Okay. Mark Gatiss is capable of writing an episode that I enjoy. So far so good for the second half, here. If Tom MacRae can impress me, and Gareth Roberts keeps up to his level last year, this last stint may well redeem the show for me.

Someone I know made the comment that this episode is more or less “Fear Her” done right. It also strikes me as Gatiss trying to do his own “Girl in the Fireplace” insofar as it boils down and narrates the show’s themes as a fairy tale from a child’s perspective. Also, the awkward porcelain-faced antagonists from a window reality. Considering “The Doctor’s Wife”, which was overtly a pastiche of “Fireplace”, I guess this year we’re seeing the Moffat Style Guide in full force.

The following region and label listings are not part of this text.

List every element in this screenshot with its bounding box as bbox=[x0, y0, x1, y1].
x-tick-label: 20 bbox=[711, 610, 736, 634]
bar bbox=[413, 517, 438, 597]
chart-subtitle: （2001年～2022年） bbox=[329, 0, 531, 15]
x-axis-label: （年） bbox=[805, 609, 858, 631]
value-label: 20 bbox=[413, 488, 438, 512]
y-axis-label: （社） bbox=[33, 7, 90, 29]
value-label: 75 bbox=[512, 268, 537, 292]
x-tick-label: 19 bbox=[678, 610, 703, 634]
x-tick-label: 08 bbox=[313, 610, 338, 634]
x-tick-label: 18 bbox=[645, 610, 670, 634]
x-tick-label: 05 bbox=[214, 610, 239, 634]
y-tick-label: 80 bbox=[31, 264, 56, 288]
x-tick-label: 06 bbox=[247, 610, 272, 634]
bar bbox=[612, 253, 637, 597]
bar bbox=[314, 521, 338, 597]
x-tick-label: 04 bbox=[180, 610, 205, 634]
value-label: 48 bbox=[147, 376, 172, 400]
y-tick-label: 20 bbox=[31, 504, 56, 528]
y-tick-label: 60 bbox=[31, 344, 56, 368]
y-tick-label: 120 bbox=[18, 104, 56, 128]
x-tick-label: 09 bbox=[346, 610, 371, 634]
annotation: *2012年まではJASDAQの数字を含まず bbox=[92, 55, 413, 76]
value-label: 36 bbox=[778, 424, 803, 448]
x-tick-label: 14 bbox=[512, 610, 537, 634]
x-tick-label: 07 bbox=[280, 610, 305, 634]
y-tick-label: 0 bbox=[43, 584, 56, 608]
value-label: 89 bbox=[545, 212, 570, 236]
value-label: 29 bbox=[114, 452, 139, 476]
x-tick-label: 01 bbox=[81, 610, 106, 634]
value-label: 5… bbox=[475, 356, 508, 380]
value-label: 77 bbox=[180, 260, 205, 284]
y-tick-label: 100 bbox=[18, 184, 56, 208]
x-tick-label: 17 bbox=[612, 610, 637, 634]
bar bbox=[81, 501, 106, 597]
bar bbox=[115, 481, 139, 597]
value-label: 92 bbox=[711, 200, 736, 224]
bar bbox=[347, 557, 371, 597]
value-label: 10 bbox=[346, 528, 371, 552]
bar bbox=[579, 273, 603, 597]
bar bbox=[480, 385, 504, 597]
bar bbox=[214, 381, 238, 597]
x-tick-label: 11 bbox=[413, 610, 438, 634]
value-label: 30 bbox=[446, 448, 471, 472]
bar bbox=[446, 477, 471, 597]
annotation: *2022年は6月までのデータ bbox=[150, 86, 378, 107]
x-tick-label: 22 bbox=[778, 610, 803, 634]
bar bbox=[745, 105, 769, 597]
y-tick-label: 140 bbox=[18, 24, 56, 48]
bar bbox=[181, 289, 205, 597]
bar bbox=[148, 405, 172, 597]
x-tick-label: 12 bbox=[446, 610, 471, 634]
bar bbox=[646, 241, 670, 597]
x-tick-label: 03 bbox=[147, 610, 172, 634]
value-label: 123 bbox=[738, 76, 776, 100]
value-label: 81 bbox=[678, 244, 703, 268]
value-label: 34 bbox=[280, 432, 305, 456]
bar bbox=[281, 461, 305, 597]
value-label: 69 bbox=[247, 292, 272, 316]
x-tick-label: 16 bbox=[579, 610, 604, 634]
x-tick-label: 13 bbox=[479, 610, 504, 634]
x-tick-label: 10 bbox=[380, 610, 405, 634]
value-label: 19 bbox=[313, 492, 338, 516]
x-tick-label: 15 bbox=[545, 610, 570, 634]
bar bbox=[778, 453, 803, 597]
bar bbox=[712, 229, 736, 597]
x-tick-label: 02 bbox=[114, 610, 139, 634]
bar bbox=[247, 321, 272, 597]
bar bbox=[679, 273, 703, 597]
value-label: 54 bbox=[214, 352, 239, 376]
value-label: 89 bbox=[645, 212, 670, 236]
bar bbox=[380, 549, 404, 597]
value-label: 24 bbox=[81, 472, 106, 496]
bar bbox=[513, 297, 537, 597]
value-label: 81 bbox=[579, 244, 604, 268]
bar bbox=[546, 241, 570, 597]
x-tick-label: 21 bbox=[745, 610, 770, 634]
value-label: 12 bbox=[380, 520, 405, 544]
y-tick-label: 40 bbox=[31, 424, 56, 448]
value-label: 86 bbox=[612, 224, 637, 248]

Come to think of it, from a distance MacRae’s episode also seems to draw on Fireplace themes — popping into a girl’s life at various times, while she rapidly ages and confronts awkward… not porcelain but opaque white antagonists. Hmm.

As with last week very little here stands up to the slightest analysis. A logical breakdown seems beside the point of the episode, though. Smith is on the best form since “The Lodger”. Decent direction, though I could lose a few of the horizontal wipes.

Anyway. A weird sort of status quo, executed well.